Апатиты и Кировск — те города, где памятная дата отмечается ежегодно, потому что здесь живут потомки потомков раскулаченных и репрессированных, тех, кто помнит это тяжелое время. Члены хибинского общества «Мемориал» планировали в этот день собраться у Закладного камня, возложить цветы. Но, увы, помешал коронавирус…
В этом году исполнилось 90 лет с момента, когда в Хибинах появились спецпереселенцы. Это случилось 14 марта 1930 года — на разъезд Белый прибыл первый эшелон с 918 пассажирами особого статуса.

Куда везли? Зачем?

Хибинское общество «Мемориал» всегда с особой тщательностью собирало и документировало воспоминания спецпереселенцев. В свет вышло несколько книг с мемуарами, одна из самых первых называлась «Спецпереселенцы в Хибинах» издания 1997 года. Очень быстро книга стала раритетом. Мне повезло, и у меня она есть, правда, в виде распечатанных на принтере листов. И каждый раз, когда мне нужно уточнить какие-то моменты в истории Кировска, фамилии людей того времени, я открываю свою «мемориальную» папку. И каждый раз испытываю чувство вины — что такое мои неприятности по сравнению с теми трагедиями и испытаниями, которые выпали на долю этих людей?
Вот некоторые отрывки. Первый — из воспоминаний Ольги Васильевны Ершовой, урожденной Соколовой. Ее семью выслали на Крайний Север с обычного севера — из деревни в Вологодской области.
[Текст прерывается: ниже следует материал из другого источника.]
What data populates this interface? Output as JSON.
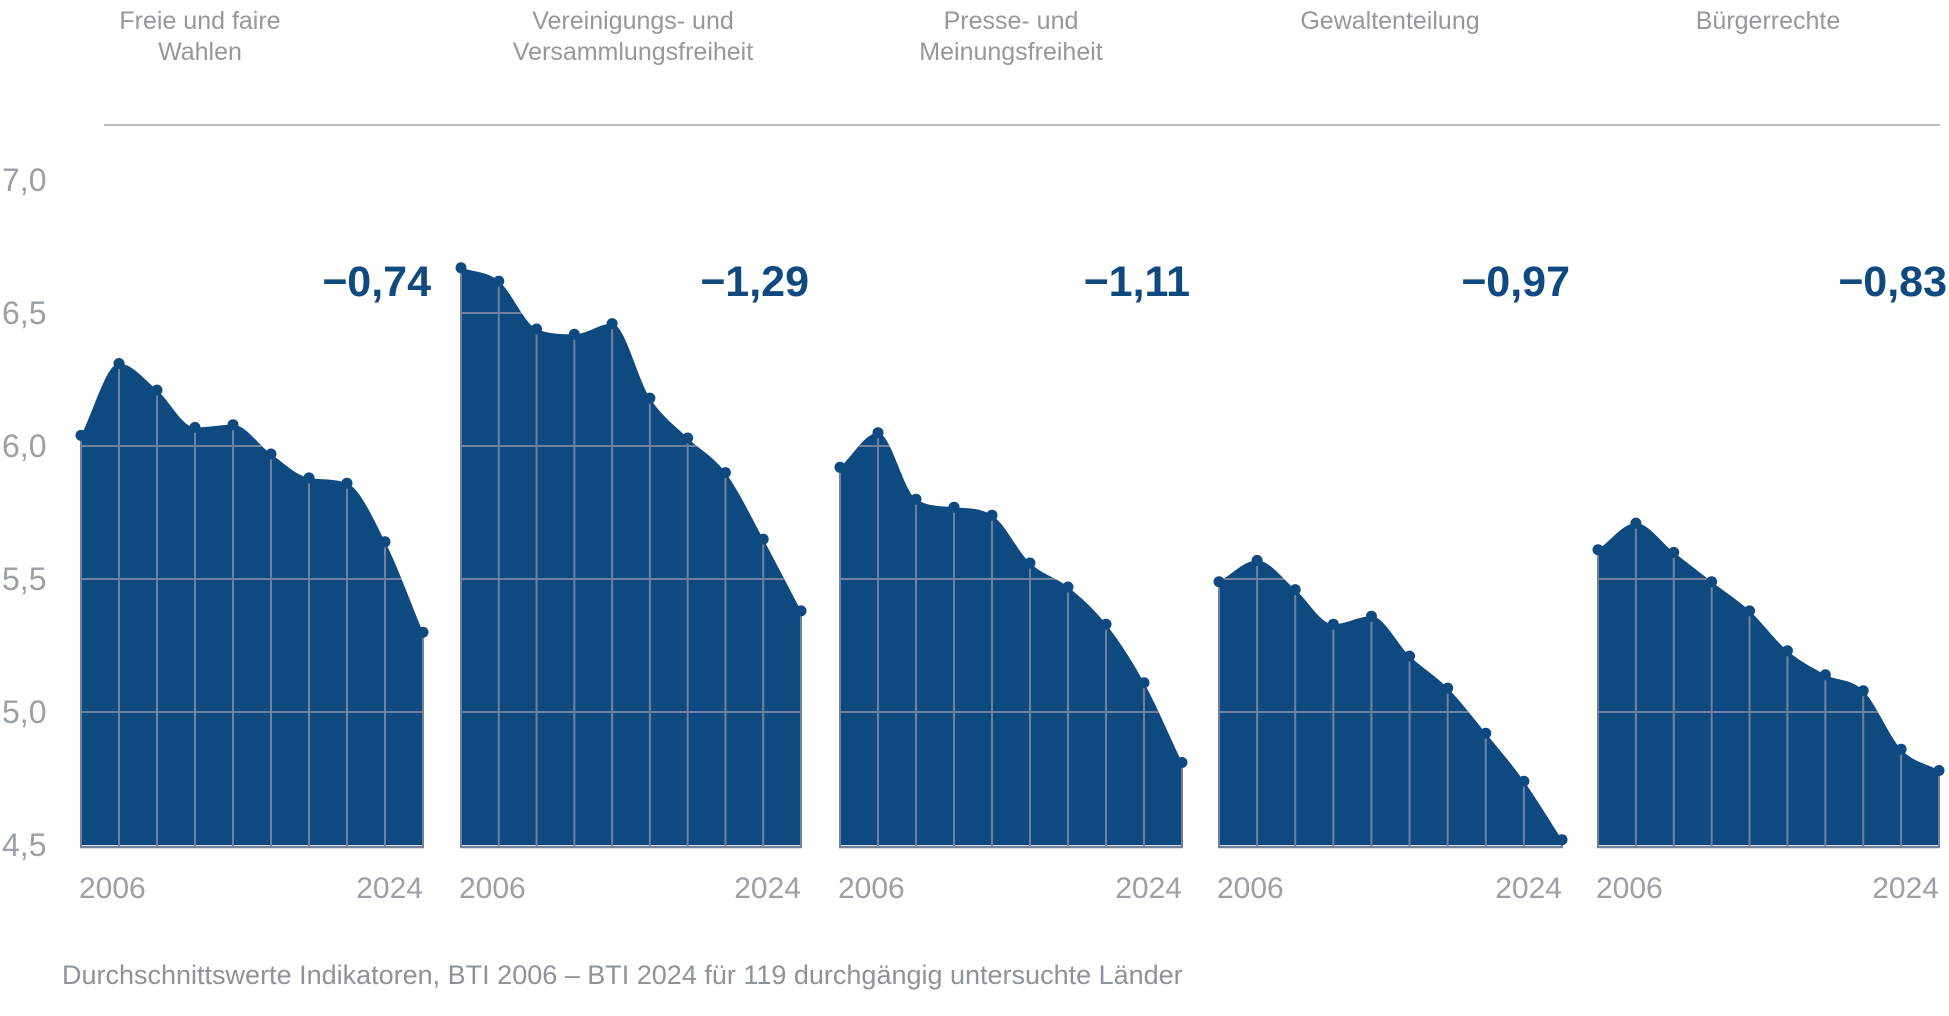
{
  "page": {
    "caption": "Durchschnittswerte Indikatoren, BTI 2006 – BTI 2024 für 119 durchgängig untersuchte Länder"
  },
  "colors": {
    "area_fill": "#0e4a7f",
    "data_point": "#0e4a7f",
    "grid_on_fill": "#70809d",
    "delta_text": "#0e4a7f",
    "axis_text": "#9aa0a6",
    "title_text": "#93989f",
    "divider": "#b9bcc0"
  },
  "y_axis": {
    "ticks": [
      "7,0",
      "6,5",
      "6,0",
      "5,5",
      "5,0",
      "4,5"
    ],
    "tick_values": [
      7.0,
      6.5,
      6.0,
      5.5,
      5.0,
      4.5
    ],
    "min": 4.5,
    "max": 7.0
  },
  "x_axis": {
    "first_label": "2006",
    "last_label": "2024"
  },
  "chart_data": [
    {
      "type": "area",
      "title": "Freie und faire Wahlen",
      "title_lines": [
        "Freie und faire",
        "Wahlen"
      ],
      "delta_label": "−0,74",
      "x": [
        2006,
        2008,
        2010,
        2012,
        2014,
        2016,
        2018,
        2020,
        2022,
        2024
      ],
      "values": [
        6.04,
        6.31,
        6.21,
        6.07,
        6.08,
        5.97,
        5.88,
        5.86,
        5.64,
        5.3
      ],
      "ylim": [
        4.5,
        7.0
      ],
      "grid": true
    },
    {
      "type": "area",
      "title": "Vereinigungs- und Versammlungsfreiheit",
      "title_lines": [
        "Vereinigungs- und",
        "Versammlungsfreiheit"
      ],
      "delta_label": "−1,29",
      "x": [
        2006,
        2008,
        2010,
        2012,
        2014,
        2016,
        2018,
        2020,
        2022,
        2024
      ],
      "values": [
        6.67,
        6.62,
        6.44,
        6.42,
        6.46,
        6.18,
        6.03,
        5.9,
        5.65,
        5.38
      ],
      "ylim": [
        4.5,
        7.0
      ],
      "grid": true
    },
    {
      "type": "area",
      "title": "Presse- und Meinungsfreiheit",
      "title_lines": [
        "Presse- und",
        "Meinungsfreiheit"
      ],
      "delta_label": "−1,11",
      "x": [
        2006,
        2008,
        2010,
        2012,
        2014,
        2016,
        2018,
        2020,
        2022,
        2024
      ],
      "values": [
        5.92,
        6.05,
        5.8,
        5.77,
        5.74,
        5.56,
        5.47,
        5.33,
        5.11,
        4.81
      ],
      "ylim": [
        4.5,
        7.0
      ],
      "grid": true
    },
    {
      "type": "area",
      "title": "Gewaltenteilung",
      "title_lines": [
        "Gewaltenteilung"
      ],
      "delta_label": "−0,97",
      "x": [
        2006,
        2008,
        2010,
        2012,
        2014,
        2016,
        2018,
        2020,
        2022,
        2024
      ],
      "values": [
        5.49,
        5.57,
        5.46,
        5.33,
        5.36,
        5.21,
        5.09,
        4.92,
        4.74,
        4.52
      ],
      "ylim": [
        4.5,
        7.0
      ],
      "grid": true
    },
    {
      "type": "area",
      "title": "Bürgerrechte",
      "title_lines": [
        "Bürgerrechte"
      ],
      "delta_label": "−0,83",
      "x": [
        2006,
        2008,
        2010,
        2012,
        2014,
        2016,
        2018,
        2020,
        2022,
        2024
      ],
      "values": [
        5.61,
        5.71,
        5.6,
        5.49,
        5.38,
        5.23,
        5.14,
        5.08,
        4.86,
        4.78
      ],
      "ylim": [
        4.5,
        7.0
      ],
      "grid": true
    }
  ]
}
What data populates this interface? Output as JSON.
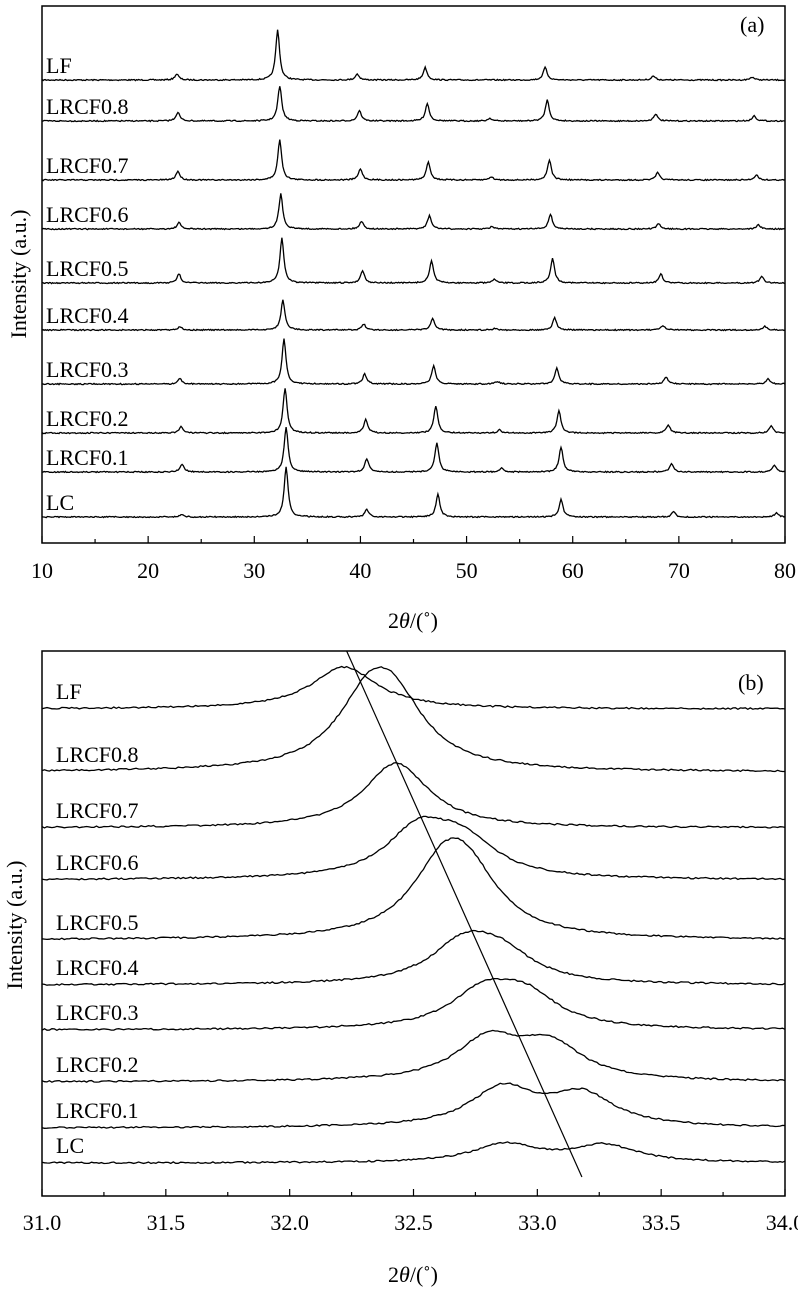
{
  "chart_data": [
    {
      "type": "line",
      "panel_label": "(a)",
      "xlabel_prefix": "2",
      "xlabel_symbol": "θ",
      "xlabel_suffix": "/(˚)",
      "ylabel": "Intensity (a.u.)",
      "xlim": [
        10,
        80
      ],
      "xticks": [
        "10",
        "20",
        "30",
        "40",
        "50",
        "60",
        "70",
        "80"
      ],
      "grid": false,
      "series": [
        {
          "name": "LF",
          "peaks": [
            [
              22.7,
              0.12
            ],
            [
              32.2,
              1.0
            ],
            [
              39.7,
              0.12
            ],
            [
              46.1,
              0.25
            ],
            [
              57.4,
              0.25
            ],
            [
              67.6,
              0.08
            ],
            [
              76.9,
              0.06
            ]
          ]
        },
        {
          "name": "LRCF0.8",
          "peaks": [
            [
              22.8,
              0.25
            ],
            [
              32.4,
              1.0
            ],
            [
              39.9,
              0.3
            ],
            [
              46.3,
              0.5
            ],
            [
              52.2,
              0.08
            ],
            [
              57.6,
              0.6
            ],
            [
              67.8,
              0.2
            ],
            [
              77.1,
              0.15
            ]
          ]
        },
        {
          "name": "LRCF0.7",
          "peaks": [
            [
              22.8,
              0.22
            ],
            [
              32.4,
              1.0
            ],
            [
              40.0,
              0.28
            ],
            [
              46.4,
              0.45
            ],
            [
              52.3,
              0.08
            ],
            [
              57.8,
              0.5
            ],
            [
              68.0,
              0.18
            ],
            [
              77.3,
              0.13
            ]
          ]
        },
        {
          "name": "LRCF0.6",
          "peaks": [
            [
              22.9,
              0.18
            ],
            [
              32.5,
              1.0
            ],
            [
              40.1,
              0.22
            ],
            [
              46.5,
              0.38
            ],
            [
              52.4,
              0.07
            ],
            [
              57.9,
              0.42
            ],
            [
              68.1,
              0.15
            ],
            [
              77.5,
              0.12
            ]
          ]
        },
        {
          "name": "LRCF0.5",
          "peaks": [
            [
              22.9,
              0.2
            ],
            [
              32.6,
              1.0
            ],
            [
              40.2,
              0.28
            ],
            [
              46.7,
              0.5
            ],
            [
              52.6,
              0.08
            ],
            [
              58.1,
              0.55
            ],
            [
              68.3,
              0.2
            ],
            [
              77.8,
              0.15
            ]
          ]
        },
        {
          "name": "LRCF0.4",
          "peaks": [
            [
              23.0,
              0.12
            ],
            [
              32.7,
              1.0
            ],
            [
              40.3,
              0.2
            ],
            [
              46.8,
              0.38
            ],
            [
              52.7,
              0.06
            ],
            [
              58.3,
              0.4
            ],
            [
              68.5,
              0.14
            ],
            [
              78.1,
              0.12
            ]
          ]
        },
        {
          "name": "LRCF0.3",
          "peaks": [
            [
              23.0,
              0.12
            ],
            [
              32.8,
              1.0
            ],
            [
              40.4,
              0.22
            ],
            [
              46.9,
              0.4
            ],
            [
              52.9,
              0.06
            ],
            [
              58.5,
              0.35
            ],
            [
              68.8,
              0.15
            ],
            [
              78.4,
              0.12
            ]
          ]
        },
        {
          "name": "LRCF0.2",
          "peaks": [
            [
              23.1,
              0.15
            ],
            [
              32.9,
              1.0
            ],
            [
              40.5,
              0.3
            ],
            [
              47.1,
              0.6
            ],
            [
              53.1,
              0.07
            ],
            [
              58.7,
              0.5
            ],
            [
              69.0,
              0.18
            ],
            [
              78.7,
              0.15
            ]
          ]
        },
        {
          "name": "LRCF0.1",
          "peaks": [
            [
              23.2,
              0.18
            ],
            [
              33.0,
              1.0
            ],
            [
              40.6,
              0.3
            ],
            [
              47.2,
              0.65
            ],
            [
              53.3,
              0.08
            ],
            [
              58.9,
              0.55
            ],
            [
              69.3,
              0.18
            ],
            [
              79.0,
              0.15
            ]
          ]
        },
        {
          "name": "LC",
          "peaks": [
            [
              23.2,
              0.05
            ],
            [
              33.0,
              1.0
            ],
            [
              40.6,
              0.15
            ],
            [
              47.3,
              0.45
            ],
            [
              58.9,
              0.35
            ],
            [
              69.5,
              0.1
            ],
            [
              79.2,
              0.08
            ]
          ]
        }
      ]
    },
    {
      "type": "line",
      "panel_label": "(b)",
      "xlabel_prefix": "2",
      "xlabel_symbol": "θ",
      "xlabel_suffix": "/(˚)",
      "ylabel": "Intensity (a.u.)",
      "xlim": [
        31.0,
        34.0
      ],
      "xticks": [
        "31.0",
        "31.5",
        "32.0",
        "32.5",
        "33.0",
        "33.5",
        "34.0"
      ],
      "grid": false,
      "trend_line": {
        "x_start": 32.23,
        "x_end": 33.18
      },
      "series": [
        {
          "name": "LF",
          "peaks": [
            [
              32.22,
              1.0
            ]
          ]
        },
        {
          "name": "LRCF0.8",
          "peaks": [
            [
              32.32,
              0.85
            ],
            [
              32.42,
              0.75
            ]
          ]
        },
        {
          "name": "LRCF0.7",
          "peaks": [
            [
              32.43,
              0.9
            ]
          ]
        },
        {
          "name": "LRCF0.6",
          "peaks": [
            [
              32.52,
              0.75
            ],
            [
              32.7,
              0.55
            ]
          ]
        },
        {
          "name": "LRCF0.5",
          "peaks": [
            [
              32.62,
              0.85
            ],
            [
              32.72,
              0.7
            ]
          ]
        },
        {
          "name": "LRCF0.4",
          "peaks": [
            [
              32.7,
              0.75
            ],
            [
              32.85,
              0.55
            ]
          ]
        },
        {
          "name": "LRCF0.3",
          "peaks": [
            [
              32.78,
              0.75
            ],
            [
              32.95,
              0.7
            ]
          ]
        },
        {
          "name": "LRCF0.2",
          "peaks": [
            [
              32.8,
              0.8
            ],
            [
              33.05,
              0.7
            ]
          ]
        },
        {
          "name": "LRCF0.1",
          "peaks": [
            [
              32.86,
              0.85
            ],
            [
              33.18,
              0.7
            ]
          ]
        },
        {
          "name": "LC",
          "peaks": [
            [
              32.87,
              0.9
            ],
            [
              33.27,
              0.85
            ]
          ]
        }
      ]
    }
  ]
}
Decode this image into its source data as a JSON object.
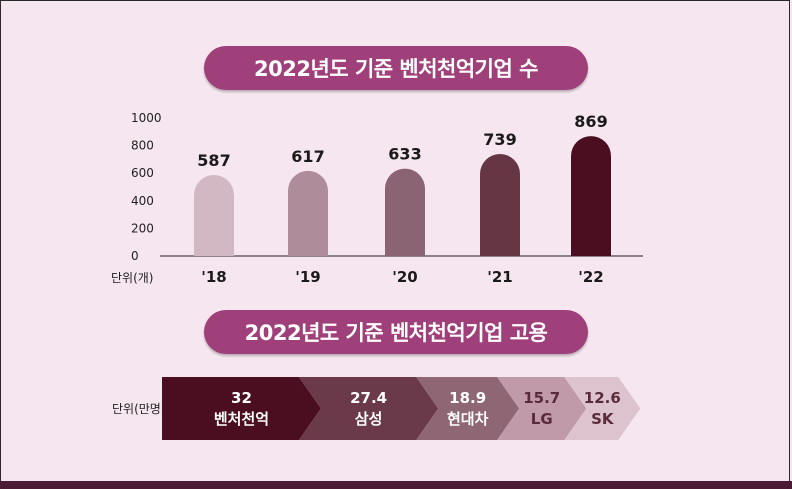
{
  "chart_data": [
    {
      "type": "bar",
      "title": "2022년도 기준 벤처천억기업 수",
      "categories": [
        "'18",
        "'19",
        "'20",
        "'21",
        "'22"
      ],
      "values": [
        587,
        617,
        633,
        739,
        869
      ],
      "ylim": [
        0,
        1000
      ],
      "yticks": [
        "0",
        "200",
        "400",
        "600",
        "800",
        "1000"
      ],
      "unit_label": "단위(개)",
      "colors": [
        "#d2b8c3",
        "#ae8c99",
        "#8a6472",
        "#653544",
        "#4a0e20"
      ]
    },
    {
      "type": "bar",
      "title": "2022년도 기준 벤처천억기업 고용",
      "unit_label": "단위(만명)",
      "categories": [
        "벤처천억",
        "삼성",
        "현대차",
        "LG",
        "SK"
      ],
      "values": [
        32,
        27.4,
        18.9,
        15.7,
        12.6
      ],
      "value_labels": [
        "32",
        "27.4",
        "18.9",
        "15.7",
        "12.6"
      ],
      "colors": [
        "#4a0e20",
        "#6b3a4a",
        "#8f6674",
        "#c19aaa",
        "#dcc3cd"
      ],
      "text_colors": [
        "#ffffff",
        "#ffffff",
        "#ffffff",
        "#5a2a3a",
        "#5a2a3a"
      ]
    }
  ]
}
…Семья наша состояла из семи человек. Все трудоспособные, кроме меня (мне было восемь лет). В доме была ручная швейная машинка, которой умели пользоваться все. Трудились на износ, не зная отдыха. Но внезапно оборвалась наша тихая, размеренная жизнь.
В один из студеных зимних вечеров подъехала к дому подвода с возничим и сопровождающим. Вошли в избу. Всем приказали одеваться и садиться в розвальни. Взять с собой ни из продуктов, ни из одежды ничего не разрешили. Ехали всю ночь, 65 километров. Привезли нас в Череповец. Сдали под охрану, разместив на полу в железнодорожном вокзале. И продержали здесь нас два дня: выясняли, везти нас дальше или вернуть домой? Через два дня все же вернули. Но что же мы увидели по возвращении? От дома и двора остались только крыша и промерзлые стены. Все недвижимое имущество, продукты и животных растащили, увели. Мы не знали, надолго ли нас вернули, не знали, что делать и как жить дальше? Все надо было начинать сначала.
Наступило лето 1931 года. Был старинный праздник в деревне, что за десять километров от моей родной деревни Кузнецово. И мы с сестрой и родителями отправились туда в гости к бабушке. Сами понимаете, что можно взять с собой летом, уходя в гости.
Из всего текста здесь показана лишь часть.